## Imports and libs

In [None]:
import os
import json
import nltk
import pprint
import numpy as np
import pandas as pd
import time
from nltk.corpus import stopwords
from nltk.tokenize import word_tokenize
from nltk.probability import FreqDist
from nltk import ngrams
from nltk.stem import RSLPStemmer
from sklearn.metrics.pairwise import cosine_similarity
from sklearn.metrics.pairwise import pairwise_distances
from sklearn.feature_extraction.text import TfidfVectorizer
from sklearn.feature_extraction.text import CountVectorizer
import matplotlib.pyplot as plt
import seaborn as sns
import string
import unicodedata
import re
from wordcloud import WordCloud
from pandasql import sqldf
import spacy

#python -m spacy download pt 
#nltk.download('stopwords')
#nltk.download('punkt')
#nltk.download('rslp')
# pip install pandasql

## Utils and configs

In [None]:
# Configs

reviewsVolume = 20000
maxBowSize = 2000
commonStopWords = {'pra', 'ca', 'so', 'ja', ''}
export_folder = 'results_data'

In [None]:
# Utils

def getJsonFileList():
    found_files = []
    directory = 'outputs'
     
    for filename in os.listdir(directory):
        if "reviews-" in filename and "-total" in filename:
            found_files.append(filename)
    
    return found_files

def getPersistedReviews():
    file_import = f"outputs/reviews-multi-company-merged-{reviewsVolume}.json"
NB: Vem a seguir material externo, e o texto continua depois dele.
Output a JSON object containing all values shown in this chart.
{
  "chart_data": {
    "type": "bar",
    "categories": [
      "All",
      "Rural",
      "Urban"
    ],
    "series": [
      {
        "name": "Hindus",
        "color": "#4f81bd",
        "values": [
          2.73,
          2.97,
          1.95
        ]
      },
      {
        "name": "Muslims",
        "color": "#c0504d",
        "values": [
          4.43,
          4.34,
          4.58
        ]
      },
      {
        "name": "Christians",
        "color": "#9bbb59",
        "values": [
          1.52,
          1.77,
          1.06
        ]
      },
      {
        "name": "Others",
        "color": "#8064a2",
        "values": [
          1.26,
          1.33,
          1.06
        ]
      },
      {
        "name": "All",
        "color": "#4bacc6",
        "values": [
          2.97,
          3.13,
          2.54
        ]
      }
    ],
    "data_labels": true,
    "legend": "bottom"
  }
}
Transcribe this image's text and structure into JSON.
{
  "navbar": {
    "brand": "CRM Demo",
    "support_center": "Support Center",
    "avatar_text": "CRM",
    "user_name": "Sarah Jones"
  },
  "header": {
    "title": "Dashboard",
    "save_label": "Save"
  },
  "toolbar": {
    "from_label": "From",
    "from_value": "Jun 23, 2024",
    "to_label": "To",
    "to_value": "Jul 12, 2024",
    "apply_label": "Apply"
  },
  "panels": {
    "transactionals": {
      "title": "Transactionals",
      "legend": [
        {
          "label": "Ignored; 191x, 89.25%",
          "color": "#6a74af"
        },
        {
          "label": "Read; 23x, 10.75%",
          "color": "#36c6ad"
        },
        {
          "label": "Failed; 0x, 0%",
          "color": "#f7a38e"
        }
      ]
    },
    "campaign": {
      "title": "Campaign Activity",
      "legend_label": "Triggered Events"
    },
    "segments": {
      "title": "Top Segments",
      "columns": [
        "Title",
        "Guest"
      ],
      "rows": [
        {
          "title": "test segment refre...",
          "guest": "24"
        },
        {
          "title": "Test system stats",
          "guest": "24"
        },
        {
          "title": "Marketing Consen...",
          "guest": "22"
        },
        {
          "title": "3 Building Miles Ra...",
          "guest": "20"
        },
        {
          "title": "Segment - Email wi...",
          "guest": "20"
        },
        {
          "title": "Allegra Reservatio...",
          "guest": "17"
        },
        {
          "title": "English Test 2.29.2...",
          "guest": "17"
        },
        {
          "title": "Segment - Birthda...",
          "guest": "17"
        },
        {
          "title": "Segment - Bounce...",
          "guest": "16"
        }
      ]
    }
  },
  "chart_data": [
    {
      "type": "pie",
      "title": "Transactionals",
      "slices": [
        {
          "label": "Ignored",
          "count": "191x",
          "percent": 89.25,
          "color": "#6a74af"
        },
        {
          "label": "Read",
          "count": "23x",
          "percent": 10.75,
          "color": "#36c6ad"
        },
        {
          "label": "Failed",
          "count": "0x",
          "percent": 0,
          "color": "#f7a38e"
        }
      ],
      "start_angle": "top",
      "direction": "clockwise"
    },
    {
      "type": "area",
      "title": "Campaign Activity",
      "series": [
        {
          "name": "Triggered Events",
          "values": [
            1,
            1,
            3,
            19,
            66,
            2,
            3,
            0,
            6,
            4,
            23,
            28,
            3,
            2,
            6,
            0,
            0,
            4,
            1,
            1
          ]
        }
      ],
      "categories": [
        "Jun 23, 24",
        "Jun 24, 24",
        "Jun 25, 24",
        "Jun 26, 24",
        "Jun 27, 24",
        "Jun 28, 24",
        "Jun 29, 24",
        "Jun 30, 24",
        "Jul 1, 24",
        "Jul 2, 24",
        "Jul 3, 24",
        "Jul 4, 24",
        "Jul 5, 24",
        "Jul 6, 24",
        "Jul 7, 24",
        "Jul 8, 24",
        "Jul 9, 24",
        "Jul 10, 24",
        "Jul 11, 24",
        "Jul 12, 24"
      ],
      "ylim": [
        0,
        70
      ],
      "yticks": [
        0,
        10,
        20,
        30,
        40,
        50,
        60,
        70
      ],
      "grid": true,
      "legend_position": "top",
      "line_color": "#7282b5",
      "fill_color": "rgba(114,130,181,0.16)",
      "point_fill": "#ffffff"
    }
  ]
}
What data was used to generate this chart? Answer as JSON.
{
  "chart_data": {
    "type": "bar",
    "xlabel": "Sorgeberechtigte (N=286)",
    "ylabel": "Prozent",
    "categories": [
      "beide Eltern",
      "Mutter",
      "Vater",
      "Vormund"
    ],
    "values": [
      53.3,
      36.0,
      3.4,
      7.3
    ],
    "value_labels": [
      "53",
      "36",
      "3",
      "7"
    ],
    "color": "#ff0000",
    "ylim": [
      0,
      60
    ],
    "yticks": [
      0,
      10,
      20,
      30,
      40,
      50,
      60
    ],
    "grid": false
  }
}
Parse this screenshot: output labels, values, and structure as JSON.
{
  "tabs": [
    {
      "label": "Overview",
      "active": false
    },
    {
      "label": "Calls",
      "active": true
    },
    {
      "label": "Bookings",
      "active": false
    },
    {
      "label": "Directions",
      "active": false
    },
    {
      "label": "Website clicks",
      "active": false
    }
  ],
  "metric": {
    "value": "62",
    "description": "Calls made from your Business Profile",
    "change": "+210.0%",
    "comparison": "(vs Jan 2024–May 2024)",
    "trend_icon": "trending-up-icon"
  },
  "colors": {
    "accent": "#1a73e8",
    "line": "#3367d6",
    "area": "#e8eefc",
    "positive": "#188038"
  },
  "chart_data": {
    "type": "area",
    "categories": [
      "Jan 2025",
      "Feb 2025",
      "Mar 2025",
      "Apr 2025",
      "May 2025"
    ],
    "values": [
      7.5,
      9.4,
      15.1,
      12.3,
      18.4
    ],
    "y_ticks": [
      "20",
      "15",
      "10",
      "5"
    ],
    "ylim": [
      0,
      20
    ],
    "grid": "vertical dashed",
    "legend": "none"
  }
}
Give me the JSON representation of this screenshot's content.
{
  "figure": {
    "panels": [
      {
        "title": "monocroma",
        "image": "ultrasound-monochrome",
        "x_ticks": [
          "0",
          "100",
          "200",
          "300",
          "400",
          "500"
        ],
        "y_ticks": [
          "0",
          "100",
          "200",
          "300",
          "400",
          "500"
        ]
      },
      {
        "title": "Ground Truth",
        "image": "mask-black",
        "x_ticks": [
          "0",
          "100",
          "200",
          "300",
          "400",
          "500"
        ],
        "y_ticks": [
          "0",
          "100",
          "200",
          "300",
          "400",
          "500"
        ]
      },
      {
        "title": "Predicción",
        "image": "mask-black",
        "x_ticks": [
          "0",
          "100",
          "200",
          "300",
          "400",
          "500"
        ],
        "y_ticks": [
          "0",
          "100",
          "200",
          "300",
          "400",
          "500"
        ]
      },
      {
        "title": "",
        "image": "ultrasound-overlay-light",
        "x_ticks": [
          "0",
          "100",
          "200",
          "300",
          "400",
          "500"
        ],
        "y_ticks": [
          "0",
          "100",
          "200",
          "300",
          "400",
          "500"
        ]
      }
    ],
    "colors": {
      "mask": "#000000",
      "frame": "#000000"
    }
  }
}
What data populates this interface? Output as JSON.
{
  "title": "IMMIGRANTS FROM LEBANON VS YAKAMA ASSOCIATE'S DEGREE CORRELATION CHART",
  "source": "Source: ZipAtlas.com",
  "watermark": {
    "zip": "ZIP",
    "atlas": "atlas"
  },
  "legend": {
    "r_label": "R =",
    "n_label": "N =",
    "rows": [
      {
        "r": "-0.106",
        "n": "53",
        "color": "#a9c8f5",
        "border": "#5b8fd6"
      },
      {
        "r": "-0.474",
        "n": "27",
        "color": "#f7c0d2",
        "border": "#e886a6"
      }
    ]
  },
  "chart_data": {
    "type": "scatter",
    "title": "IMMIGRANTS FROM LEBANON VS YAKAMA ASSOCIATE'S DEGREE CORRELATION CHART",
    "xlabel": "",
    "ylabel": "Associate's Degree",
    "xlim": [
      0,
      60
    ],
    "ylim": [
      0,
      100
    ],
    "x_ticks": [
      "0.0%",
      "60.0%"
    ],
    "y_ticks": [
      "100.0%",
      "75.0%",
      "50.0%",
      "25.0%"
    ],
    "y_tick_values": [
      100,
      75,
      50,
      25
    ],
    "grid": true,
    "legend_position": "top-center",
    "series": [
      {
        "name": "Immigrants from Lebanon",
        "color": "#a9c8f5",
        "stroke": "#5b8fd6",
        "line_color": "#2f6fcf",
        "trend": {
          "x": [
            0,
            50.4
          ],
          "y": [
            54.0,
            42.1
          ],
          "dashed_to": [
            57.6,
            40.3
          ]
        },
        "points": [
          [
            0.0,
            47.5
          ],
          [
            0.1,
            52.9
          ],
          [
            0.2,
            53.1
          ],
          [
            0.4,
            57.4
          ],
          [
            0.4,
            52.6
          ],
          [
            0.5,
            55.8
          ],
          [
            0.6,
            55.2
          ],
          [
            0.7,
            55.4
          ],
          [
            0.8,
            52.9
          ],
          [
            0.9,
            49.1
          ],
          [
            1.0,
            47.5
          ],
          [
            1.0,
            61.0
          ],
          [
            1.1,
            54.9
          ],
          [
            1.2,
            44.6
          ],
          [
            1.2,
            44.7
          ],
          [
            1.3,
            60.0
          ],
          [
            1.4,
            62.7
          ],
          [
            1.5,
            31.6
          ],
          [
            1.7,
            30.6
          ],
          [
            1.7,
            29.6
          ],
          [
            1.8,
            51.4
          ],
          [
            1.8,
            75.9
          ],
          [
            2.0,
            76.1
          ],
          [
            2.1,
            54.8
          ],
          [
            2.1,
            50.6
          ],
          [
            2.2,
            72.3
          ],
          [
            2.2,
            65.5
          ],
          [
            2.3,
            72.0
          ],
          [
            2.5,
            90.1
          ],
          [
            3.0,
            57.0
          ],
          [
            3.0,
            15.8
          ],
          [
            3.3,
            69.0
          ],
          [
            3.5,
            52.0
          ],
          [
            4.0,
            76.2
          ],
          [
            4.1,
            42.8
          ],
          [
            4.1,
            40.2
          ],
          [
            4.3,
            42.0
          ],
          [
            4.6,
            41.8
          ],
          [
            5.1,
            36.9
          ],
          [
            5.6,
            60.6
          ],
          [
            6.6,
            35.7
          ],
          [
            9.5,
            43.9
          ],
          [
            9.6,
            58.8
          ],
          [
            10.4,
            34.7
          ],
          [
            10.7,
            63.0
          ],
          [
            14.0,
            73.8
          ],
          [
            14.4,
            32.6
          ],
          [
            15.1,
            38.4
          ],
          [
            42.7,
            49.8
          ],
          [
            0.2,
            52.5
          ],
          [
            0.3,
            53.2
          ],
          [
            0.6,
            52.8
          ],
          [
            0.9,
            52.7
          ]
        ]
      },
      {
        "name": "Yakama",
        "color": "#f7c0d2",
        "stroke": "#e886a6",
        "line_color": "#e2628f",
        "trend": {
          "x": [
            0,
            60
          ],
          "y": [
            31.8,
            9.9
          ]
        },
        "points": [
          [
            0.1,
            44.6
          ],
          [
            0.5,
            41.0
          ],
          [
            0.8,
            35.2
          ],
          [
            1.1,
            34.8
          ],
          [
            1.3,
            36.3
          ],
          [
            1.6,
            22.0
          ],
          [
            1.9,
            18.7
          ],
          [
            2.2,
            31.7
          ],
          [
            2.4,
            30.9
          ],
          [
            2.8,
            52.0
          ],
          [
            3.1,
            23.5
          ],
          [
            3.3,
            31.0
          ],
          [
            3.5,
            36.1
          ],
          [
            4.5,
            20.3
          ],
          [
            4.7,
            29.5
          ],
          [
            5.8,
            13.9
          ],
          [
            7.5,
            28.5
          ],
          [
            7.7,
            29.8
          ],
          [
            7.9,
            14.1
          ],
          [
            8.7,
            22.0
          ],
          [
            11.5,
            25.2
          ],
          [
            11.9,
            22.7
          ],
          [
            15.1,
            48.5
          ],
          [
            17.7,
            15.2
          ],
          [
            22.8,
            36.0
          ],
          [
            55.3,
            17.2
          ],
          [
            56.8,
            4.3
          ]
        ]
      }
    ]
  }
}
    with open(file_import, 'r', encoding='utf-8') as arquivo:
        data = json.load(arquivo)
        return data

def getPersistedJson(jsonPath):
    with open(jsonPath, 'r', encoding='utf-8') as arquivo:
        data = json.load(arquivo)
        return data

# Remover vírgulas e pontos dos textos
def removePunctuationUnique(string):
    string = ''.join(c for c in unicodedata.normalize('NFD', string) if unicodedata.category(c) != 'Mn')
    string = re.sub(r'[^\w\s]', '', string)
    return string

def removePunctuation(texts):
    return [removePunctuationUnique(text) for text in texts]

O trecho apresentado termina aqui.